因此,这里是必要的更改(在您完成 predictions
变量的设置之后):
# initial (unscaled) x used here:
x_train, x_test, y_train, y_test = train_test_split(x, predictions, test_size=.25)
sc = StandardScaler()
x_train_scaled = sc.fit_transform(x_train)
x_test_scaled = sc.transform(x_test)
classifier = SVC(kernel='rbf')
classifier.fit(x_train_scaled, y_train) # no scaling for predictions or y_train
也与问题无关,但您应该在使用 k-means 之前 缩放您的 x
数据,即您实际上应该首先缩放您的 x
然后执行聚类(将其留作练习,因为它与错误无关)。
我创建了一个聚类模型,尝试使用 Scikit-Learn 的 KMeans 算法根据年收入和支出得分找到不同的客户群。使用它为每个客户返回的聚类值,我尝试使用来自 sklearn.svm 的支持向量分类创建分类模型。
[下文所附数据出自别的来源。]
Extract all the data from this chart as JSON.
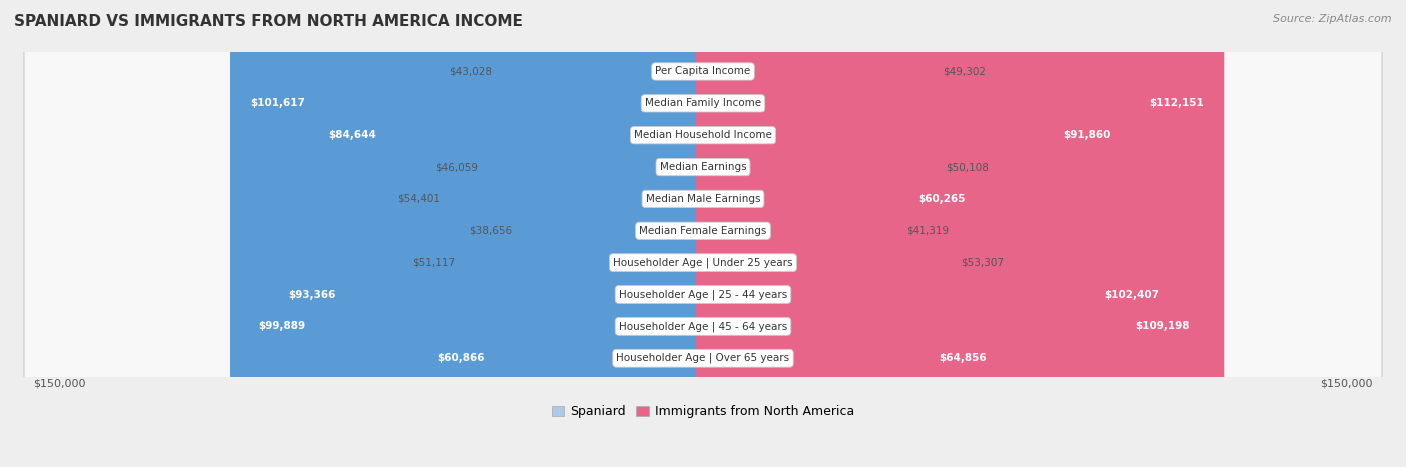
{
  "title": "SPANIARD VS IMMIGRANTS FROM NORTH AMERICA INCOME",
  "source": "Source: ZipAtlas.com",
  "categories": [
    "Per Capita Income",
    "Median Family Income",
    "Median Household Income",
    "Median Earnings",
    "Median Male Earnings",
    "Median Female Earnings",
    "Householder Age | Under 25 years",
    "Householder Age | 25 - 44 years",
    "Householder Age | 45 - 64 years",
    "Householder Age | Over 65 years"
  ],
  "spaniard_values": [
    43028,
    101617,
    84644,
    46059,
    54401,
    38656,
    51117,
    93366,
    99889,
    60866
  ],
  "immigrant_values": [
    49302,
    112151,
    91860,
    50108,
    60265,
    41319,
    53307,
    102407,
    109198,
    64856
  ],
  "spaniard_labels": [
    "$43,028",
    "$101,617",
    "$84,644",
    "$46,059",
    "$54,401",
    "$38,656",
    "$51,117",
    "$93,366",
    "$99,889",
    "$60,866"
  ],
  "immigrant_labels": [
    "$49,302",
    "$112,151",
    "$91,860",
    "$50,108",
    "$60,265",
    "$41,319",
    "$53,307",
    "$102,407",
    "$109,198",
    "$64,856"
  ],
  "spaniard_color_light": "#adc8e8",
  "spaniard_color_dark": "#5b9bd5",
  "immigrant_color_light": "#f8b8cd",
  "immigrant_color_dark": "#e8658a",
  "inside_label_threshold": 55000,
  "max_value": 150000,
  "background_color": "#eeeeee",
  "row_bg_color": "#f8f8f8",
  "row_border_color": "#d8d8d8",
  "outside_label_color": "#555555",
  "inside_label_color": "#ffffff",
  "legend_spaniard": "Spaniard",
  "legend_immigrant": "Immigrants from North America",
  "title_color": "#333333",
  "title_fontsize": 11,
  "source_color": "#888888",
  "source_fontsize": 8,
  "label_fontsize": 7.5,
  "cat_fontsize": 7.5
}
然而,当我尝试将新模型拟合到数据集时,我收到一条错误消息:
File "/Users/user/Documents/Machine Learning A-Z Template Folder/Part 4 - Clustering/Section 24 - K-Means Clustering/cluster_and_prediction.py", line 28, in <module>
classifier.fit(x_train, y_train)
File "/Library/Frameworks/Python.framework/Versions/3.8/lib/python3.8/site-packages/sklearn/svm/_base.py", line 149, in fit
y = self._validate_targets(y)
File "/Library/Frameworks/Python.framework/Versions/3.8/lib/python3.8/site-packages/sklearn/svm/_base.py", line 525, in _validate_targets
check_classification_targets(y)
File "/Library/Frameworks/Python.framework/Versions/3.8/lib/python3.8/site-packages/sklearn/utils/multiclass.py", line 169, in check_classification_targets
raise ValueError("Unknown label type: %r" % y_type)
ValueError: Unknown label type: 'continuous'
我的代码如下
import pandas as pd
import numpy as np
# Using relevant columns from dataset
dataset = pd.read_csv('Mall_Customers.csv')
x = dataset.iloc[:, 3:5].values
# Creating model with ideal amount of clusters
kmeans = KMeans(n_clusters=5, init='k-means++', max_iter=300, n_init=10, random_state=0)
kmeans.fit(x)
predictions = kmeans.predict(x)
# Creating numpy array for feature scaling
predictions = np.array(predictions, dtype=int)
predictions = predictions[:, None]
from sklearn.preprocessing import StandardScaler
sc_x = StandardScaler()
sc_y = StandardScaler()
x = sc_x.fit_transform(x)
predictions = sc_y.fit_transform(predictions)
# Splitting dataset into training and test sets
from sklearn.model_selection import train_test_split
x_train, x_test, y_train, y_test = train_test_split(x, predictions, test_size=.25)
# Creating Support Vector Classification model
from sklearn.svm import SVC
classifier = SVC(kernel='rbf')
classifier.fit(x_train, y_train)
Elbow Model Used for Clustering
Clustering Visualization
.zip file with the dataset(the dataset is called 'Mall_Customers.csv'
我该如何解决这个问题?
由于您想将此作为 5 类 的分类问题来解决,因此您应该不对标签使用缩放器;这会将它们转换为分类模型中的连续变量,因此会出现错误。
此外,与问题无关,但正确的方法是仅将你的缩放器拟合到你的训练数据上,然后使用这个拟合缩放器来转换你的测试数据。
因此,这里是必要的更改(在您完成 predictions
变量的设置之后):
# initial (unscaled) x used here:
x_train, x_test, y_train, y_test = train_test_split(x, predictions, test_size=.25)
sc = StandardScaler()
x_train_scaled = sc.fit_transform(x_train)
x_test_scaled = sc.transform(x_test)
classifier = SVC(kernel='rbf')
classifier.fit(x_train_scaled, y_train) # no scaling for predictions or y_train
也与问题无关,但您应该在使用 k-means 之前 缩放您的 x
数据,即您实际上应该首先缩放您的 x
然后执行聚类(将其留作练习,因为它与错误无关)。